Les
hommes, le plus souvent, font Dieu à leur image, et succombent ainsi
à l'idolâtrie caractéristique du monde manifesté.
Pour
éviter ce piège, la tradition hébraïque interdit de prononcer le
tétragramme YHVH, et le remplace par un « nom substitué »
(Hachem « le Nom », ou Shaddaï
« Tout-Puissant » ou Adonaï « Seigneur »,
etc.). Seul le Grand-Prêtre du Temple de Salomon à Jérusalem
pouvait le prononcer, une fois l'an, à l'abri du voile du Saint des
Saints. Lorsque Moïse rencontre Dieu sur le Sinaï et lui demande
son nom, Il répond : Ehyeh
Acher Ehyeh
(Hébreu: אהיה
אשר אהיה)
qu'on traduit (mal) généralement par « Je suis qui Je suis »,
« Je suis celui qui est », ou « Je serai qui je
serai ».
Dans
l’Évangile, Jésus nous dit « Je suis la Voie, la Vérité
et la Vie : nul ne va au Père que par moi » (Jean
14,6) et aussi : « Nul ne connaît le Père, sinon le
Fils, et celui à qui le Fils veut bien le révéler ». Ce
n'est que par le Verbe, Christ, qu'on accède au mystère de l'Être
dont on ne peut rien dire, ténébreuse lumière. Maître Eckhart
pose la différence entre Dieu (Gott), le Dieu trinitaire
objet de dévotion, et la Déité (Gottheit), essence divine
inaccessible, « fond sans fond ».
« Il
est quelque chose au-dessus de l’être créé de l’âme, que ne
touche rien de créé, qui est néant, même l’ange qui a un être
pur, qui est pur et immense, ne le touche pas, cela n’a rien de
commun avec quoi que ce soit. Bien des clercs fameux ont trébuché
sur ce point. C’est une chose étrangère, c’est un désert,
c’est innomé plutôt que cela n’a un nom, c’est plus ignoré
que connu » (Maître
Eckhart)
En
islam, Dieu ne peut être représenté par une quelconque image tirée
du monde créé, et son nom même en arabe (Allah) n'est que l'un des
99 Noms divins qui sont ses attributs : Ar-Rahman « le
Miséricordieux », al-Haqq « la Vérité »,
al-Wahid « l'Unique », etc... En réalité, son
vrai nom est un secret, caché derrière ces attributs, et que le
parfait croyant doit chercher : « J'étais un trésor
caché, j'ai aimé être connu, alors j'ai créé les créatures »,
dit un hadith qudsi, où l'on reconnaît le ternaire martinésien
« pensée, volonté, action ». Là aussi, le visage que
Dieu montre aux hommes est son Verbe : c'est le Coran.
Qu'en
est-il du bouddhisme, où la notion de Dieu créateur n'existe pas ?

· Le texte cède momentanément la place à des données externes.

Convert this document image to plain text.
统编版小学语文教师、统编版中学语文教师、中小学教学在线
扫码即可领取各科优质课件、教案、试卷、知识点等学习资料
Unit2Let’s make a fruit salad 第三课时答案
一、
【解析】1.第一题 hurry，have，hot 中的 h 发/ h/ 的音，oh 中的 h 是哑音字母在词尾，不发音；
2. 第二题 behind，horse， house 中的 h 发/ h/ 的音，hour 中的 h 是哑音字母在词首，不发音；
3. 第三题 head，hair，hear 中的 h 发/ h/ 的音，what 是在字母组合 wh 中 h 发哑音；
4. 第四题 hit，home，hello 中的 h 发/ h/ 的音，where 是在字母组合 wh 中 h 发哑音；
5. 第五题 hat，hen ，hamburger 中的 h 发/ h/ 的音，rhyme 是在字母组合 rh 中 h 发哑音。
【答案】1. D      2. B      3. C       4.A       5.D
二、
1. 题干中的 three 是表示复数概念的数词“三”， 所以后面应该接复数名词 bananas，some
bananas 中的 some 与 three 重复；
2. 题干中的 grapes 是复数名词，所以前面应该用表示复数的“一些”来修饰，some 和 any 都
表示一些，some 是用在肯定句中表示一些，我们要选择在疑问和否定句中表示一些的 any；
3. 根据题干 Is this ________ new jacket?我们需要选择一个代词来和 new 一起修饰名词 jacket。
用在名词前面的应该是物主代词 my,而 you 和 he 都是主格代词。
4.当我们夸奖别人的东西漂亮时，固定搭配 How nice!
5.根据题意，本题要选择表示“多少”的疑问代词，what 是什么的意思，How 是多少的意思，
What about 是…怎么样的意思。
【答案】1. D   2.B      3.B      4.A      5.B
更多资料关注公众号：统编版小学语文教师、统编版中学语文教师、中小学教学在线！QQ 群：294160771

En effet, lorsqu'on interrogeait le Bouddha Sakyamuni sur les
origines du monde, il gardait le silence, le « Noble Silence ».

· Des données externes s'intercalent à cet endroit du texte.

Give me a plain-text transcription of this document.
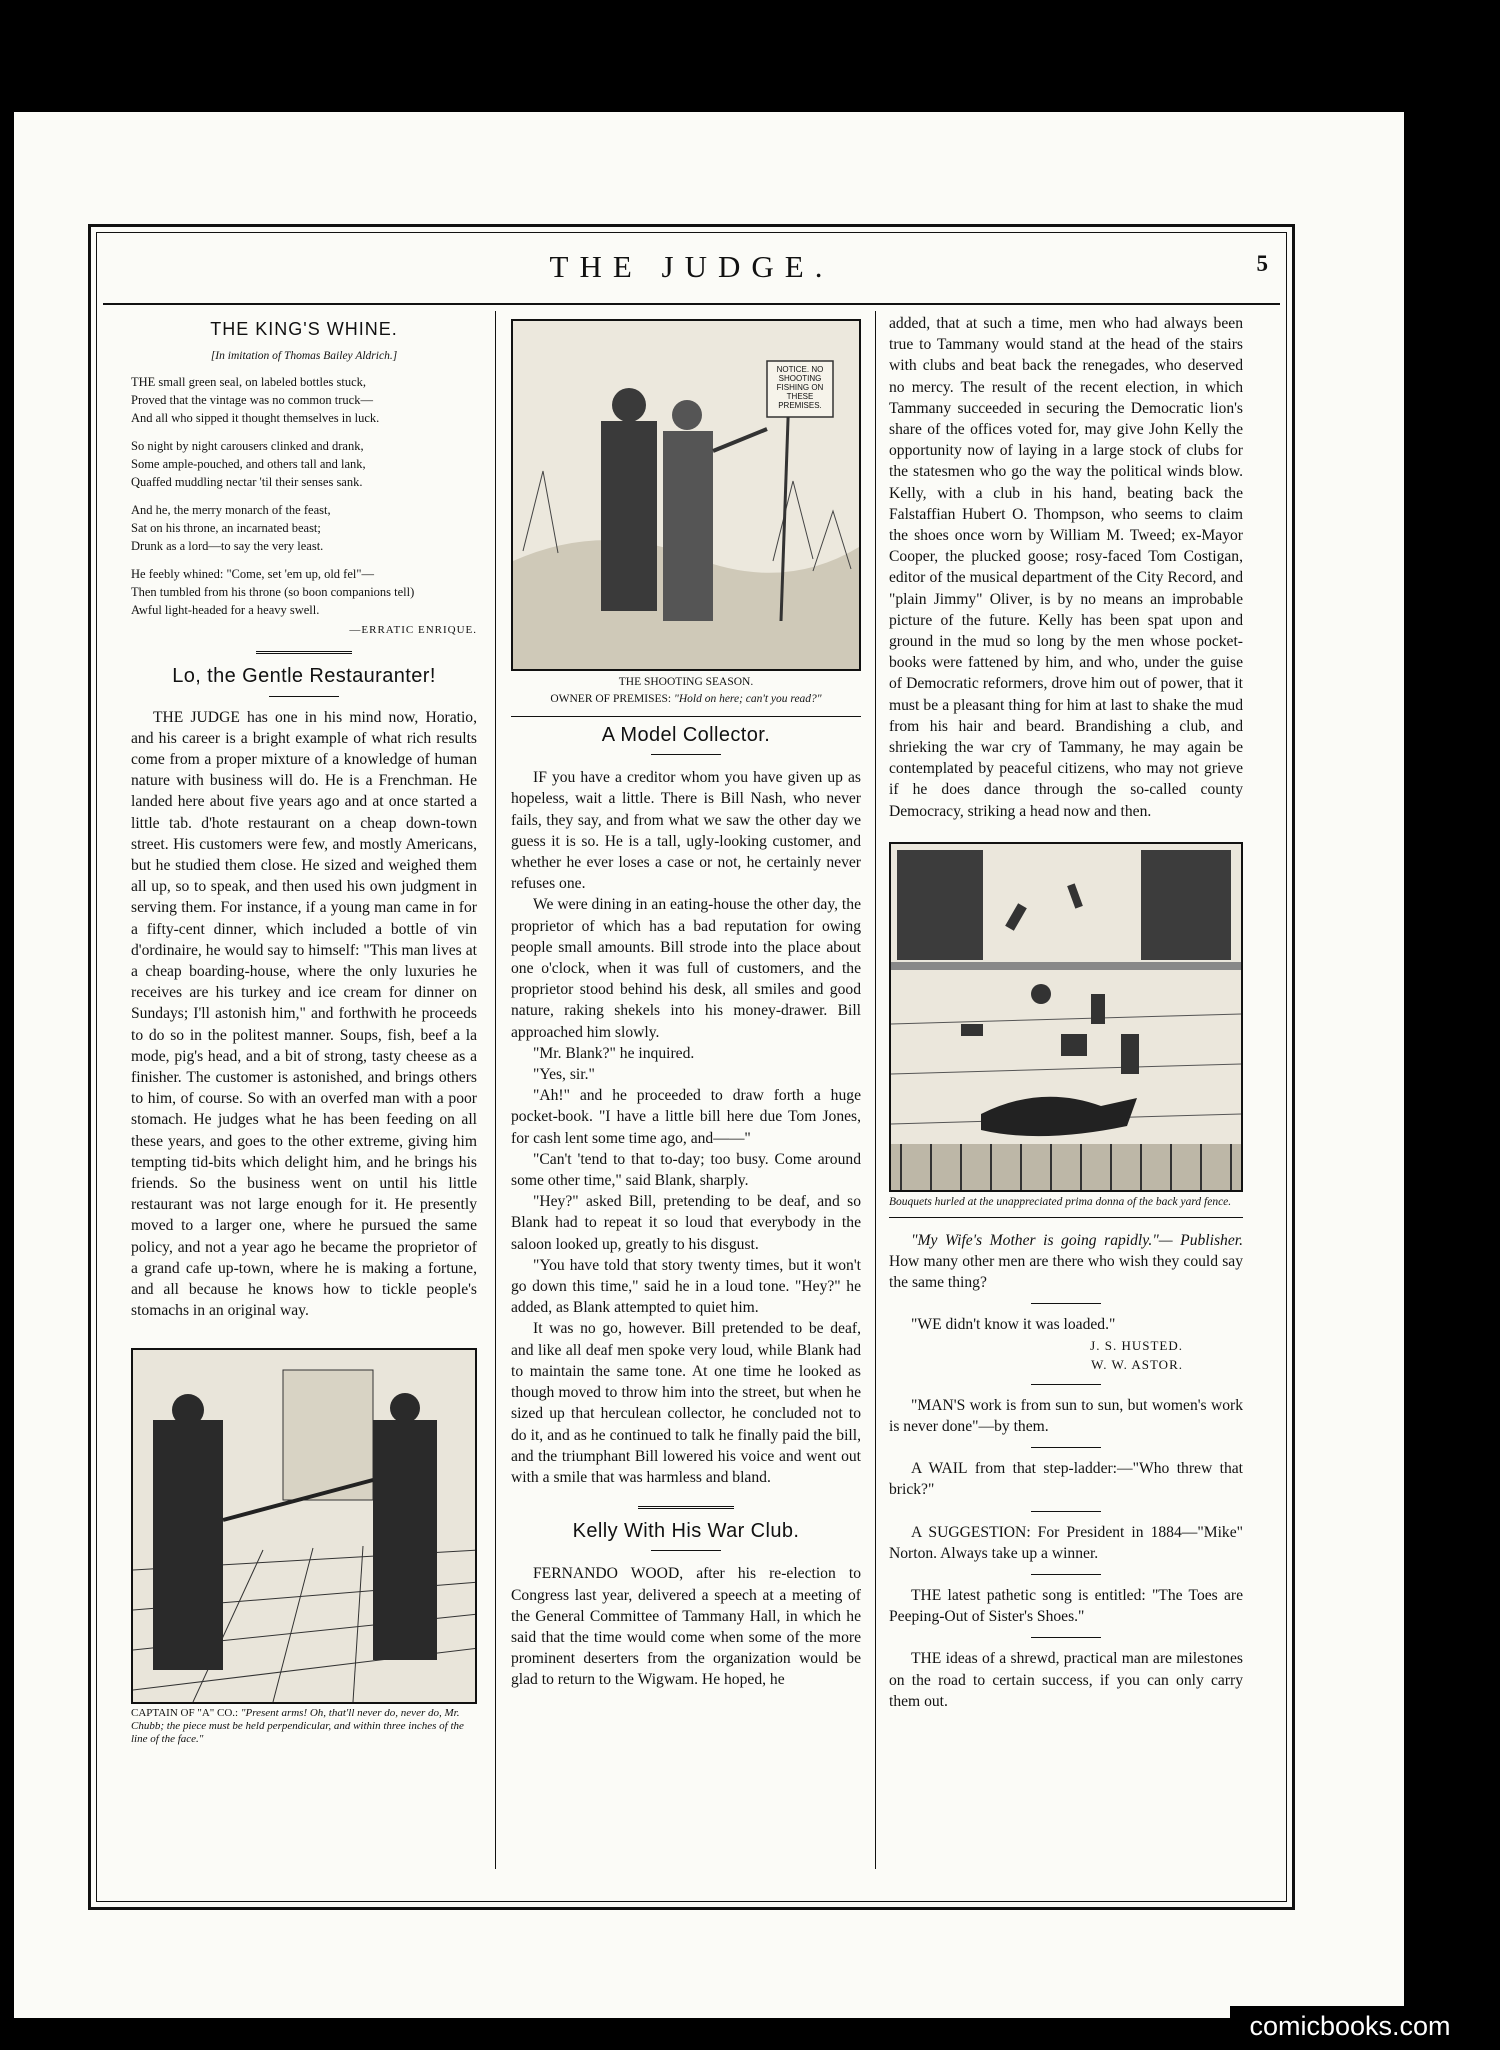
THE JUDGE.	5
THE KING'S WHINE.
[In imitation of Thomas Bailey Aldrich.]
THE small green seal, on labeled bottles stuck,
Proved that the vintage was no common truck—
And all who sipped it thought themselves in luck.
So night by night carousers clinked and drank,
Some ample-pouched, and others tall and lank,
Quaffed muddling nectar 'til their senses sank.
And he, the merry monarch of the feast,
Sat on his throne, an incarnated beast;
Drunk as a lord—to say the very least.
He feebly whined: "Come, set 'em up, old fel"—
Then tumbled from his throne (so boon companions tell)
Awful light-headed for a heavy swell.
—ERRATIC ENRIQUE.
Lo, the Gentle Restauranter!

THE JUDGE has one in his mind now, Horatio, and his career is a bright example of what rich results come from a proper mixture of a knowledge of human nature with business will do. He is a Frenchman. He landed here about five years ago and at once started a little tab. d'hote restaurant on a cheap down-town street. His customers were few, and mostly Americans, but he studied them close. He sized and weighed them all up, so to speak, and then used his own judgment in serving them. For instance, if a young man came in for a fifty-cent dinner, which included a bottle of vin d'ordinaire, he would say to himself: "This man lives at a cheap boarding-house, where the only luxuries he receives are his turkey and ice cream for dinner on Sundays; I'll astonish him," and forthwith he proceeds to do so in the politest manner. Soups, fish, beef a la mode, pig's head, and a bit of strong, tasty cheese as a finisher. The customer is astonished, and brings others to him, of course. So with an overfed man with a poor stomach. He judges what he has been feeding on all these years, and goes to the other extreme, giving him tempting tid-bits which delight him, and he brings his friends. So the business went on until his little restaurant was not large enough for it. He presently moved to a larger one, where he pursued the same policy, and not a year ago he became the proprietor of a grand cafe up-town, where he is making a fortune, and all because he knows how to tickle people's stomachs in an original way.

CAPTAIN OF "A" CO.: "Present arms! Oh, that'll never do, never do, Mr. Chubb; the piece must be held perpendicular, and within three inches of the line of the face."
NOTICE. NO SHOOTING FISHING ON THESE PREMISES.
THE SHOOTING SEASON.
OWNER OF PREMISES: "Hold on here; can't you read?"
A Model Collector.

IF you have a creditor whom you have given up as hopeless, wait a little. There is Bill Nash, who never fails, they say, and from what we saw the other day we guess it is so. He is a tall, ugly-looking customer, and whether he ever loses a case or not, he certainly never refuses one.

We were dining in an eating-house the other day, the proprietor of which has a bad reputation for owing people small amounts. Bill strode into the place about one o'clock, when it was full of customers, and the proprietor stood behind his desk, all smiles and good nature, raking shekels into his money-drawer. Bill approached him slowly.

"Mr. Blank?" he inquired.

"Yes, sir."

"Ah!" and he proceeded to draw forth a huge pocket-book. "I have a little bill here due Tom Jones, for cash lent some time ago, and——"

"Can't 'tend to that to-day; too busy. Come around some other time," said Blank, sharply.

"Hey?" asked Bill, pretending to be deaf, and so Blank had to repeat it so loud that everybody in the saloon looked up, greatly to his disgust.

"You have told that story twenty times, but it won't go down this time," said he in a loud tone. "Hey?" he added, as Blank attempted to quiet him.

It was no go, however. Bill pretended to be deaf, and like all deaf men spoke very loud, while Blank had to maintain the same tone. At one time he looked as though moved to throw him into the street, but when he sized up that herculean collector, he concluded not to do it, and as he continued to talk he finally paid the bill, and the triumphant Bill lowered his voice and went out with a smile that was harmless and bland.

Kelly With His War Club.

FERNANDO WOOD, after his re-election to Congress last year, delivered a speech at a meeting of the General Committee of Tammany Hall, in which he said that the time would come when some of the more prominent deserters from the organization would be glad to return to the Wigwam. He hoped, he

added, that at such a time, men who had always been true to Tammany would stand at the head of the stairs with clubs and beat back the renegades, who deserved no mercy. The result of the recent election, in which Tammany succeeded in securing the Democratic lion's share of the offices voted for, may give John Kelly the opportunity now of laying in a large stock of clubs for the statesmen who go the way the political winds blow. Kelly, with a club in his hand, beating back the Falstaffian Hubert O. Thompson, who seems to claim the shoes once worn by William M. Tweed; ex-Mayor Cooper, the plucked goose; rosy-faced Tom Costigan, editor of the musical department of the City Record, and "plain Jimmy" Oliver, is by no means an improbable picture of the future. Kelly has been spat upon and ground in the mud so long by the men whose pocket-books were fattened by him, and who, under the guise of Democratic reformers, drove him out of power, that it must be a pleasant thing for him at last to shake the mud from his hair and beard. Brandishing a club, and shrieking the war cry of Tammany, he may again be contemplated by peaceful citizens, who may not grieve if he does dance through the so-called county Democracy, striking a head now and then.

Bouquets hurled at the unappreciated prima donna of the back yard fence.

"My Wife's Mother is going rapidly."— Publisher. How many other men are there who wish they could say the same thing?

"WE didn't know it was loaded."

J. S. HUSTED.
W. W. ASTOR.

"MAN'S work is from sun to sun, but women's work is never done"—by them.

A WAIL from that step-ladder:—"Who threw that brick?"

A SUGGESTION: For President in 1884—"Mike" Norton. Always take up a winner.

THE latest pathetic song is entitled: "The Toes are Peeping-Out of Sister's Shoes."

THE ideas of a shrewd, practical man are milestones on the road to certain success, if you can only carry them out.

comicbooks.com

Ce n'est pas qu'il se désintéressât de la question, mais y
répondre risquait fort de conduire à une incompréhension plus
grande encore, et à l'instrumentalisation de la réponse. Le
bouddhisme mahayâna, plus tard, insistera sur la notion de shunyata
« vacuité-plénitude » et, finalement, interdépendance
et unité de l'être. La vraie nature des choses est shunyata,
et chaque être est en réalité cette vacuité-plénitude, réalisée
par le Bouddha sous l'arbre de l’Éveil. Chaque être recèle en
lui la « graine d'êtreté » qui est l'essence du monde.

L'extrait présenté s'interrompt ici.